Parking fees increase to support new technology, safety programs, alternative options

May 20, 2014

Faculty, staff, students and guests will benefit from expanded parking options, alternative transportation and new technology from revenue generated by parking permit fee increases.

The increases will go into effect starting July 1 and will help support immediate benefits, including:

  • a new cell phone app to locate available parking,
  • launching a new program in August, called Ram Guards, consisting of crossing guards at busy campus intersections to help pedestrians, bike riders, motorists, skateboarders and others safely cross,
  • travel-training services for students and employees to include safety strategies for bicycling as well as trip planning and alternative transportation education, and
  • electronic signs to direct drivers to open spaces in the Lake Street Garage and key parking lots on campus.

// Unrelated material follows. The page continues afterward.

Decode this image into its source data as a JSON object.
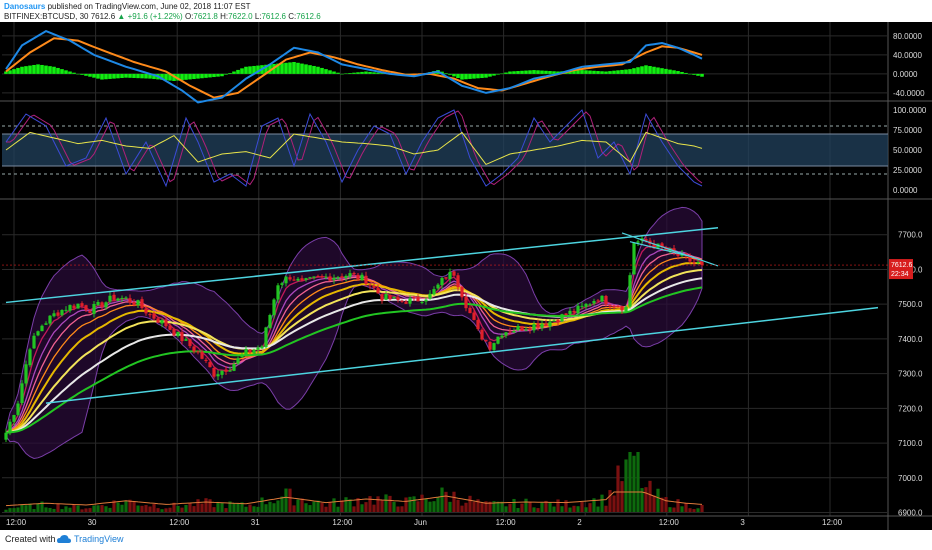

Focus on creating affordable alternatives

The increase also is a first step to help support the university’s shift to funding affordable alternatives to driving and parking on campus, which will be part of a long-term parking plan that will be developed during the next fiscal year. Parking and Transportation Services will be seeking input for the larger, 10-year plan over the next six months.

The permit fee increases are the first in two years, with increases from 16 percent to 25 percent for a variety of permits. With the increases, CSU parking fees continue to be lower than many peer universities, with faculty and staff annual fees 132 percent less than the average peer rate, and commuter student fees 115 percent less than the average peer rate.

“We recognize the importance of providing students and employees with a range of options - including expanded parking on campus, such as additional parking garages, along with incentives to bike, car pool and take public transit to work and class,” said Dave Bradford, director of Parking and Transportation Services. “Maintaining varied and affordable options for our workforce is a priority.”

The increase also will bring Foothills campus parking lot maintenance and upgrades into the fold of university parking services. Parking lots there are currently not maintained well and, because permits are not required, upkeep is not funded. The new fees will support incorporating parking meters and license plate recognition onto the campus.

The new fees will not go toward funding Around the Horn, the new on-campus shuttle that will begin running late summer, nor toward the new partnership with MAX and Transfort, an initiative that provides free rides to students and employees. Both initiatives have been funded through previously identified revenue.

Long-term planning in progress

The 10-year parking plan currently being explored, which would help sustain parking needs for up to the next 30 years, could include:

  • Additional parking garages
  • Pedestrian and bicycle connectivity to campus across busy neighboring streets
  • Off-campus parking facilities
  • Foothills campus parking improvements
  • Alternative transportation incentives and programs, including:
  • Ride programs for employees and students who take alternative transportation to campus but have an unexpected need to get home
  • Expanded car pool and van pool options

Fee increases

Parking permit fees for faculty, staff and students will increase on July 1 as follows:

Faculty/Staff permits

  • Yearly from $261 to $317
  • Monthly from $37 to $44

Student Commuter

  • Yearly from $234 to $292
  • Semester from $146 to $181
  • Monthly from $33 to $40

Student Resident Halls

  • Yearly from $303 to $354
  • Monthly from $43 to $50


  • Yearly from $124 to $150


A study for parking and transportation, based on various scenarios for future growth of the university, includes consultant recommendations that are currently being considered.